These are the key concepts you need to understand to accurately answer the question.

Internal Energy Change
The concept of Internal Energy Change is fundamental in understanding thermodynamics. It represents the total change in a system's energy state. This change, denoted by \( \Delta U \), can result from the energy the system exchanges with its surroundings. It can occur in the form of heat \( Q \) or work \( W \) done on or by the system.

In our exercise, for instance, the system is said to have a change in internal energy of \( \Delta U = 100 \, \text{J} \). This change is resultant of the heat and work interactions with the environment. When no work is done by or on the system, it simply means all of the energy change is due to heat transfer, leaving the internal energy increased by the heat amount \( Q \).
Work Done by System
When discussing the topic of Work Done by System, it's essentially energy transferred by the system to its surroundings. If the system expands against an external pressure, for example, it does work on the surroundings, which leads to a decrease in the system's internal energy.
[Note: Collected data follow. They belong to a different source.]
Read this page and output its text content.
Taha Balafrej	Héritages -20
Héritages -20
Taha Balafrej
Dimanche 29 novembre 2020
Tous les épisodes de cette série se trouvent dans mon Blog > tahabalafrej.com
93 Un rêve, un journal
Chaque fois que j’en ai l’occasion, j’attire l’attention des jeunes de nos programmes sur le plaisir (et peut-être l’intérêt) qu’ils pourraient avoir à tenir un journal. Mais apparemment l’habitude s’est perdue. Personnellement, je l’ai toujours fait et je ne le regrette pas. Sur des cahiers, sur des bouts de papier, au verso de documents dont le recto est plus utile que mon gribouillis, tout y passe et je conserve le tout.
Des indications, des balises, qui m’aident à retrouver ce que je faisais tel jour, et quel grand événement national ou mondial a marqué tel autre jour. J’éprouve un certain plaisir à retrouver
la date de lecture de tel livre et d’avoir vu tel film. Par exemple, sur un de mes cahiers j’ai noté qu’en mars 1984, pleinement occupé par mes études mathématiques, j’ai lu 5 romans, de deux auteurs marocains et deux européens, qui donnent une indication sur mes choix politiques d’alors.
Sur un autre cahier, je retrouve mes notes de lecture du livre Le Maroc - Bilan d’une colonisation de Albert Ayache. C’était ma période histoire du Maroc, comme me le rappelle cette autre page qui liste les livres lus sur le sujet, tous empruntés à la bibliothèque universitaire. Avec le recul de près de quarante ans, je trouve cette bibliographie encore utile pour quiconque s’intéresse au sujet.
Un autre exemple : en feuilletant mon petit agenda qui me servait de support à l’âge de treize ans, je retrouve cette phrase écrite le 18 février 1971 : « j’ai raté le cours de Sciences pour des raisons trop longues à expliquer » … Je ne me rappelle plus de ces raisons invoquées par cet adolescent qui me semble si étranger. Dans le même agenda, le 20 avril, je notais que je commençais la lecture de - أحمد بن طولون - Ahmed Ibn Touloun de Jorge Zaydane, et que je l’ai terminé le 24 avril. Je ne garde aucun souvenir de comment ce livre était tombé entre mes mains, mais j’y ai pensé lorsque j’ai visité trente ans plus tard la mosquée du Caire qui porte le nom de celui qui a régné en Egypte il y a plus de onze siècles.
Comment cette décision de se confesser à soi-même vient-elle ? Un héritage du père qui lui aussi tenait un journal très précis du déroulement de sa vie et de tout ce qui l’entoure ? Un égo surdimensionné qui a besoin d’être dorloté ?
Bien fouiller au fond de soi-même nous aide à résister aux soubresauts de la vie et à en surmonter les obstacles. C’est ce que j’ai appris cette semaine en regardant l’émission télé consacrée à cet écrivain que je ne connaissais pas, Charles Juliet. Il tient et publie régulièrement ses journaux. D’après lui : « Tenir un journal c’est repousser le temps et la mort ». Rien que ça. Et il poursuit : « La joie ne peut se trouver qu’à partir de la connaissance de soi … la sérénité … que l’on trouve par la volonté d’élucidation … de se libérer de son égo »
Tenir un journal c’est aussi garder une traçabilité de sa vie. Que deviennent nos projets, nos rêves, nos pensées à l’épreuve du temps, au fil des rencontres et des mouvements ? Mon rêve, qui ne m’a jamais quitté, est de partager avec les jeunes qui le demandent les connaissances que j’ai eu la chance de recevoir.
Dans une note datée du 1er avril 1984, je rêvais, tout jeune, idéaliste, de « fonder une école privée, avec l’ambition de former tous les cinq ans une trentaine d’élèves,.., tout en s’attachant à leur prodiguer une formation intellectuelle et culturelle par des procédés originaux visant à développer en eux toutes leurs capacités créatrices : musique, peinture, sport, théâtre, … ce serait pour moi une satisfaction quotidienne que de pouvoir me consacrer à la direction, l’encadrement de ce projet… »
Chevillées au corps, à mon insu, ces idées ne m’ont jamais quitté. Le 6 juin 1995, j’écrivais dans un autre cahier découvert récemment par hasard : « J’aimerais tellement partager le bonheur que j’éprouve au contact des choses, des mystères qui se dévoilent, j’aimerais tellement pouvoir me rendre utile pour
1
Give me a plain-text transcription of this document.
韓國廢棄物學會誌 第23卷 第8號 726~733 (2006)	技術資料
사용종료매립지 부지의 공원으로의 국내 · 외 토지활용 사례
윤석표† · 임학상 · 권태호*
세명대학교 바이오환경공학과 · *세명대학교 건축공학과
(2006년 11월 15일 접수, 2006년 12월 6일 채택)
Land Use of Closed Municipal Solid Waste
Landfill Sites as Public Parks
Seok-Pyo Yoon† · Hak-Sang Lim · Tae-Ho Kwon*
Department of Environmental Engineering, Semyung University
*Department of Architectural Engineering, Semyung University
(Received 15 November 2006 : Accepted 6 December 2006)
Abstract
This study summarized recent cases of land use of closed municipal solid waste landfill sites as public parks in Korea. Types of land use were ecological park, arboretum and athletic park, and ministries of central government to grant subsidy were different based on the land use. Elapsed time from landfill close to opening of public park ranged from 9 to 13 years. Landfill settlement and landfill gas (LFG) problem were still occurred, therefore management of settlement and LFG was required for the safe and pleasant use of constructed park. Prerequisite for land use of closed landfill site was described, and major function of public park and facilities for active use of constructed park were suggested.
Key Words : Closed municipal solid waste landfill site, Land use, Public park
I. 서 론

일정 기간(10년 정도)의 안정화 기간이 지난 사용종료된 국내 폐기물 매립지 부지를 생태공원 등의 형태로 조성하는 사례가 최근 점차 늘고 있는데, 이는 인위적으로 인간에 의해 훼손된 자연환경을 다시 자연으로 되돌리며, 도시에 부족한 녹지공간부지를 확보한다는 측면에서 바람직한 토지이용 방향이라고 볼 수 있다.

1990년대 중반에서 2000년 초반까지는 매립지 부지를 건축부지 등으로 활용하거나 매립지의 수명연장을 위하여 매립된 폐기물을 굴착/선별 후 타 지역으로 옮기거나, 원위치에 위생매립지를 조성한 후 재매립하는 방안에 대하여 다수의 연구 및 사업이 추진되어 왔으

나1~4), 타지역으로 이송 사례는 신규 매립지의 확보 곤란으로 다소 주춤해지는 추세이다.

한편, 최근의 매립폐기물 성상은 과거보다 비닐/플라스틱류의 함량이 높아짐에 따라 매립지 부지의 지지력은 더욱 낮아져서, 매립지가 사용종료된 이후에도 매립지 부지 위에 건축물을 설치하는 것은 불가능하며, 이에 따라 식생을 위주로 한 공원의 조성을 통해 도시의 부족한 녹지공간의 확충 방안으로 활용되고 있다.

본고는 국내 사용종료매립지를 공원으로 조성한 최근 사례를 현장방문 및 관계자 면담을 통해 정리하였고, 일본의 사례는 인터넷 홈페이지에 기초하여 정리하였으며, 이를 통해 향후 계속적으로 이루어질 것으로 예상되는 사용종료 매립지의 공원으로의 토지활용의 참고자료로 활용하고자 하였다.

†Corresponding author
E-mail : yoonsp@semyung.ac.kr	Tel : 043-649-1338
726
In the exercise, when the system does 200J of work, it loses that amount of energy, hence the negative sign in the mathematical expression \( W = 200J \). This action decreases its internal energy, which is why we calculate \( \Delta U \) as being \( -100J \) in part (b). The key is to recognize that work done by the system reduces its internal energy.
Heat Transfer
Heat Transfer is energy in transit due to a temperature difference. Whenever heat is added to a system, its internal energy increases unless the system does work to dissipate the energy. Conversely, if the system loses heat, its internal energy decreases.

In the context of our exercise, the system releases \( 100 \, \text{J} \) of heat. If no work is done, as in part (a), that energy is directly subtracted from the system's internal energy. However, if work is involved, as in parts (b), (c), and (d), we must consider both heat and work to determine the net change in internal energy.
Thermodynamic Processes
Exploring Thermodynamic Processes reveals how systems evolve between different states. These processes involve changes in internal energy (\( \Delta U \)), heat transfer (\( Q \)), and the work done (\( W \)) by or on the system. The first law of thermodynamics is the guiding principle, stating that energy can neither be created nor destroyed, only transformed.

The processes described in our exercise represent different thermodynamic scenarios. In parts (a) and (b), the system evolves without external work, while in (c) and (d), it experiences work done on it, illustrated by the positive change in internal energy. These variations show how energy balance is maintained according to the first law of thermodynamics.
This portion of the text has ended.